A computer scientist explains how to keep AI bias in check – instead of entirely eliminating it
Writing for The Conversation, Emilio Ferrara, Professor of Computer Science and Communication at the University of Southern California, gave an example of an AI system sometimes producing stereotypical or offensive outputs.
When he once asked OpenAI’s ChatGPT for a joke about Sicilians, it implied that Sicilians are stinky. Being someone born and raised in the Italian region, Professor Ferrara reacted to the joke with disgust, he mentioned.
But at the same time, his computer scientist brain started revolving around a simple question of whether artificial intelligence systems should be allowed to be biased. While one of the reasonable responses would be “Of course not!”, some researchers argue the opposite.

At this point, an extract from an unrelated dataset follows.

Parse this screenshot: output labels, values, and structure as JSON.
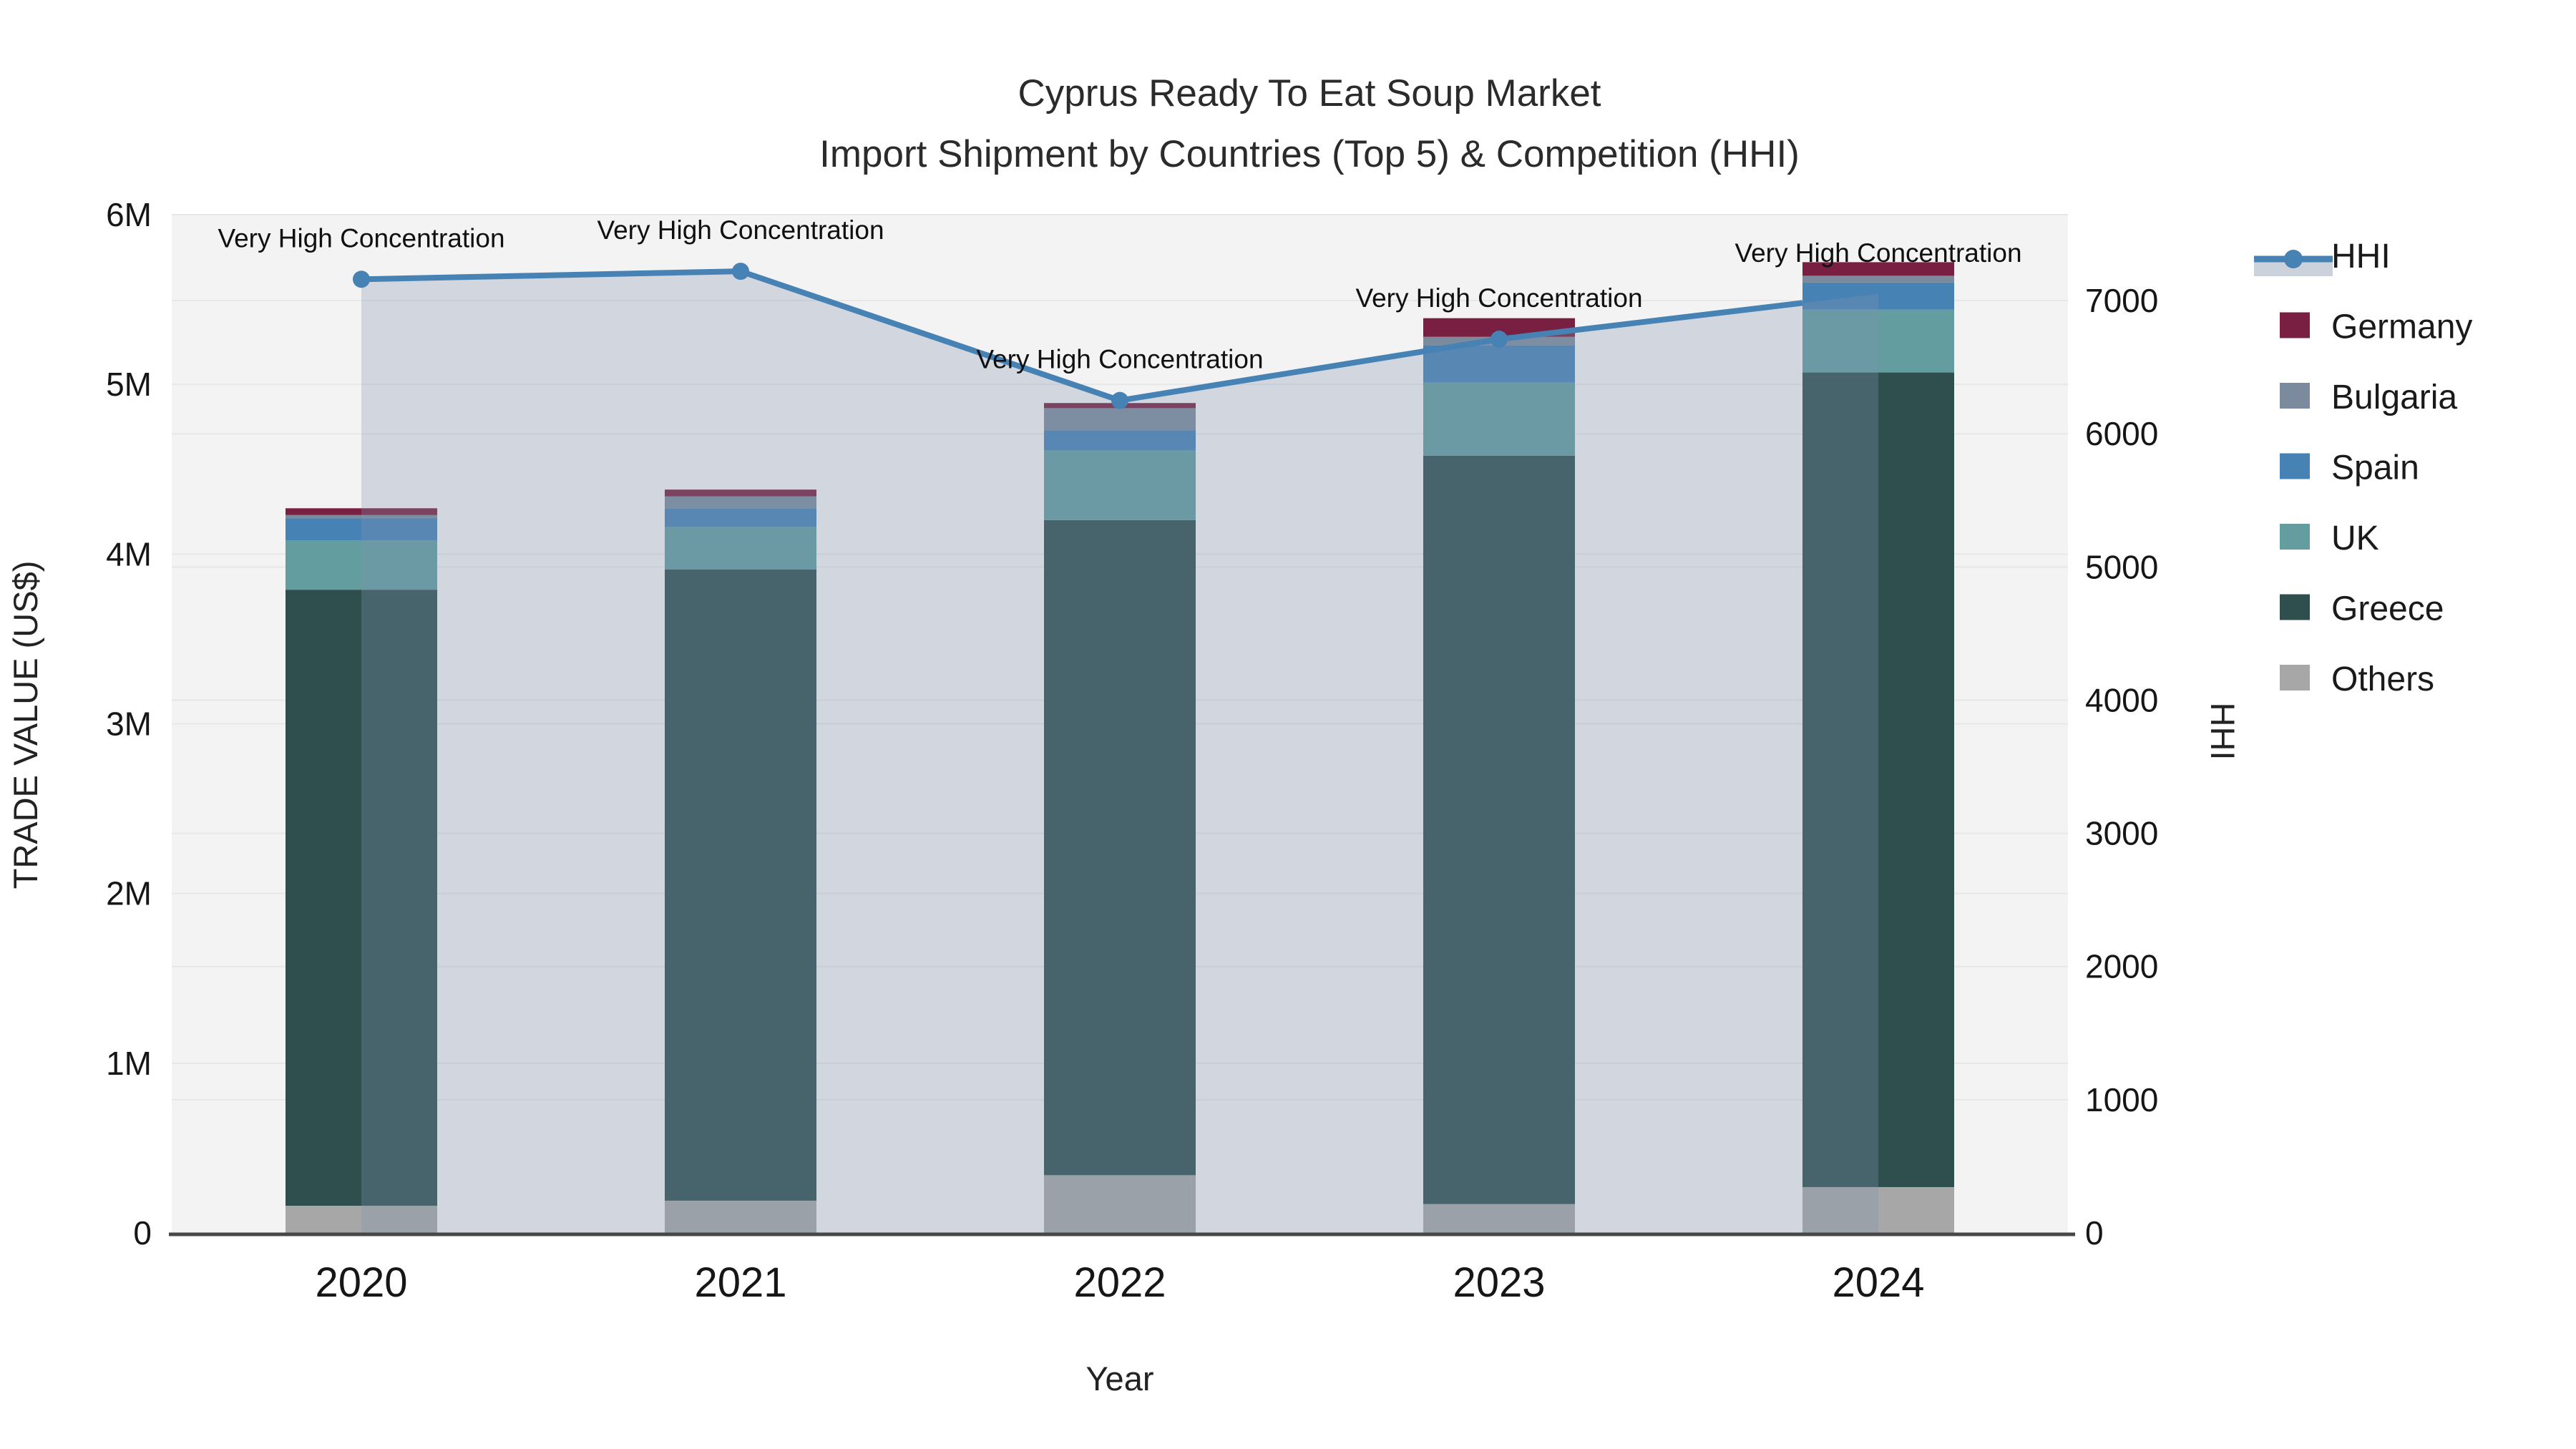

AI systems like the one from OpenAI should indeed be biased, Ferrara said, but stressed not in the way most people might think. He believes eliminating biases from AI can have unintended consequences and therefore, proposes the idea of controlling it instead.
As AI is increasingly integrated into everyday technology, more and more people across the globe stress the need to address bias in the system. The offensive outputs sometimes generated can be the result of a number of different sources, including problematic training data.
It’s unclear whether bias can – or even should – be entirely removed from AI systems. If a few AI engineers notice their model producing a stereotypical response, they might think the solution is to eliminate some questionable examples in the training data.
But while this sort of “AI neurosurgery” is aimed at bringing well-intentioned changes, the outcomes could be unpredictable and possibly negative. An AI system trained to avoid certain sensitive topics is likely to generate incomplete or misleading responses.